In this alphametic equation, each of the capital letters in bold denotes a different base ten digit from 0 to 9, and x is any positive integer ≤ 16. None of **R** and **T** can be zero.

**REKNIT** 9*x

---------- = -----------

**TINKER** 9*x + 1

Determine the minimum value of **REKNIT** and maximum value of **TINKER**.

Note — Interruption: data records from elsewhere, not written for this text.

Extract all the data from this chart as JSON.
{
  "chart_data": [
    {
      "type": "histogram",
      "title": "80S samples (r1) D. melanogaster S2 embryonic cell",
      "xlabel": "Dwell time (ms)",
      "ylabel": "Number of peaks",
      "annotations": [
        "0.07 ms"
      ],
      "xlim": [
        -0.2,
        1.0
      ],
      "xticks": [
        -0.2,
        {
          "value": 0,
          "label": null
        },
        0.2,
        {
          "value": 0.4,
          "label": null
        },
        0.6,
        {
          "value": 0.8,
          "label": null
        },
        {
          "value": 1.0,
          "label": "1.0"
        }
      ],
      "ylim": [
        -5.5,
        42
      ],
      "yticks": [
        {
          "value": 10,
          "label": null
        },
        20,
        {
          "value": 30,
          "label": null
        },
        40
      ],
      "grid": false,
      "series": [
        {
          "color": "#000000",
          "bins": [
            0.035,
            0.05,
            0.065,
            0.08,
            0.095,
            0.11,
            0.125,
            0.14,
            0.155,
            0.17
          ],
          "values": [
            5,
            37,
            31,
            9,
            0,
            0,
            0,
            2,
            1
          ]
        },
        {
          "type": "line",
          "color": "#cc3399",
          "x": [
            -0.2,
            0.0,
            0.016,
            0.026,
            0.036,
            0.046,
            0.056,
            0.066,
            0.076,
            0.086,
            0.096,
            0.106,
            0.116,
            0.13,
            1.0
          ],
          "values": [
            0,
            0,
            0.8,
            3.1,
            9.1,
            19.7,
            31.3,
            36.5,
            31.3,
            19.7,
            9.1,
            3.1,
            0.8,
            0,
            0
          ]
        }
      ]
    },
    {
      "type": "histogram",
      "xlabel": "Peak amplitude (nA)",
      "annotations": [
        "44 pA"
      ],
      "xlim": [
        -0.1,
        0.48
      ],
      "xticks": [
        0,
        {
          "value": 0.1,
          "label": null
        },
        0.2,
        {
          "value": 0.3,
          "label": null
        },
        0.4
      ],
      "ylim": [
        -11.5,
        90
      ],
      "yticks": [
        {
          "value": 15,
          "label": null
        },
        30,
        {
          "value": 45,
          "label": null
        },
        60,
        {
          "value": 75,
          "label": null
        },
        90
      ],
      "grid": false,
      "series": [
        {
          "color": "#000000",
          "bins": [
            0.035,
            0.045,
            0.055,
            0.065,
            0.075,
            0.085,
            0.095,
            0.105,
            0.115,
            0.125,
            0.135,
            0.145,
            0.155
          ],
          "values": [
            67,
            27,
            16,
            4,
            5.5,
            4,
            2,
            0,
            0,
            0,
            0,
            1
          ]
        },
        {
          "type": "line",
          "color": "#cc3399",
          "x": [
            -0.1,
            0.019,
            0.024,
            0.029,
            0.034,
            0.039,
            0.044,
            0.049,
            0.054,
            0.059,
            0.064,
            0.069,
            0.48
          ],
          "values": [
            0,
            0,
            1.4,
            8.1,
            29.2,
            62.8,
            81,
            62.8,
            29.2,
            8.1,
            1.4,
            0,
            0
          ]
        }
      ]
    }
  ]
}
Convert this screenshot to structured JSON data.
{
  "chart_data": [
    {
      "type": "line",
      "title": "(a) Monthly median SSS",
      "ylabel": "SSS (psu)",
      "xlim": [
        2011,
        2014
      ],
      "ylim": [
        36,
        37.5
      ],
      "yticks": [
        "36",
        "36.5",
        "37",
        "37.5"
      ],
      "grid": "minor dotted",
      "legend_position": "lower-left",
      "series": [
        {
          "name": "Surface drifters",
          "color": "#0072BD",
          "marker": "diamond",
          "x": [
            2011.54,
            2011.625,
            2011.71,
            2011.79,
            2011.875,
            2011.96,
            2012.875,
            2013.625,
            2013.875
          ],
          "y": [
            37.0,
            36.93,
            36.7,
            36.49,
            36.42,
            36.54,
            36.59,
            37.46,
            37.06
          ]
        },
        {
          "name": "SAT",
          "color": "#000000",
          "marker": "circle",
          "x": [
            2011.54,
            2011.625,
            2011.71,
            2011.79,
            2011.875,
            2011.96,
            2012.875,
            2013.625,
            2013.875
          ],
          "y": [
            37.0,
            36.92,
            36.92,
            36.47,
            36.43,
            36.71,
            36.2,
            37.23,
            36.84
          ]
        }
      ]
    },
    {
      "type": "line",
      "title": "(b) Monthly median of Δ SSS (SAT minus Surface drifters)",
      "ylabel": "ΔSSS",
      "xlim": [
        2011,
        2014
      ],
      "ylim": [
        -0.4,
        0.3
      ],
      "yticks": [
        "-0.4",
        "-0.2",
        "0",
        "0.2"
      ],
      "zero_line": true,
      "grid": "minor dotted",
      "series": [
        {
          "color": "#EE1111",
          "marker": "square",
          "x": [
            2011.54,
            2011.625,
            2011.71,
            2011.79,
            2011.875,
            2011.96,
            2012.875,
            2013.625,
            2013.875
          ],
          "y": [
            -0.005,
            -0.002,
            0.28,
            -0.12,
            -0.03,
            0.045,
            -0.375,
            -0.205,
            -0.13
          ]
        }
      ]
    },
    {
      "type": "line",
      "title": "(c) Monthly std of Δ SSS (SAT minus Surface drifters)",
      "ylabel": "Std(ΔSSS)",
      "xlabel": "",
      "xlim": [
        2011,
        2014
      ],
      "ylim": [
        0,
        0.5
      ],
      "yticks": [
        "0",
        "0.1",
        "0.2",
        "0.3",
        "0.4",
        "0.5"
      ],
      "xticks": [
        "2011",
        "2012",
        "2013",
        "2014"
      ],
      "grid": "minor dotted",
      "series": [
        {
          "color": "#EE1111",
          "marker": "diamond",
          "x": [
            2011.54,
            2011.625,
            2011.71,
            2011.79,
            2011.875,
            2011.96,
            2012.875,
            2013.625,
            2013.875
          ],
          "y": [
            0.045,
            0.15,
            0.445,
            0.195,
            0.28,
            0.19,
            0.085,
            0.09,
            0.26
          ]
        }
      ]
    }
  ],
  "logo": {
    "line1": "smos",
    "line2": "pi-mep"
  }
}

1) Let b = REKNIT and a = TINKER.

Then b/a = 9x/(9x + 1)

a/b = (9x + 1)/9x = 1 + (1/9x)

a/b - 1 = 1/9x

(a-b)/b = 1/9x

b/(a-b) = 9x

Therefore b must be divisible by 9 and x.

But if b is divisible by 9, then SOD (sum of digits) is divisible by 9.

The SOD(b) = SOD(a), because they are palindromes, so a is divisible by 9.

But if a and b are divisible by 9, then so is (a-b).

Therefore, b must be divisible by 81x.

Let b = 81xy.

Then (a-b) = 9y

2) so what is y? Most values of y just won't do. We need repeats (mod y) among 1, 10, 100, 1000, 10000 and 100000, so I suspected y would need to involve multiples of 9 or 99 or 999 or its' factors 11 or 111

3)

(a - b) = TINKER - REKNIT =

= (T-R)*99999 + (I-E)*9990 + (N-K)*900

so y = (T-R)*11111 + (I-E)*1110 + (N-K)*100

4) And that's as far as I got analytically. In fact, in all the solutions found, y = 11*111 = 1221 = -11111 +9*1110 - 100. This time, I think the computer approach trumps the analytic approach. Unless somebody can improve on my work?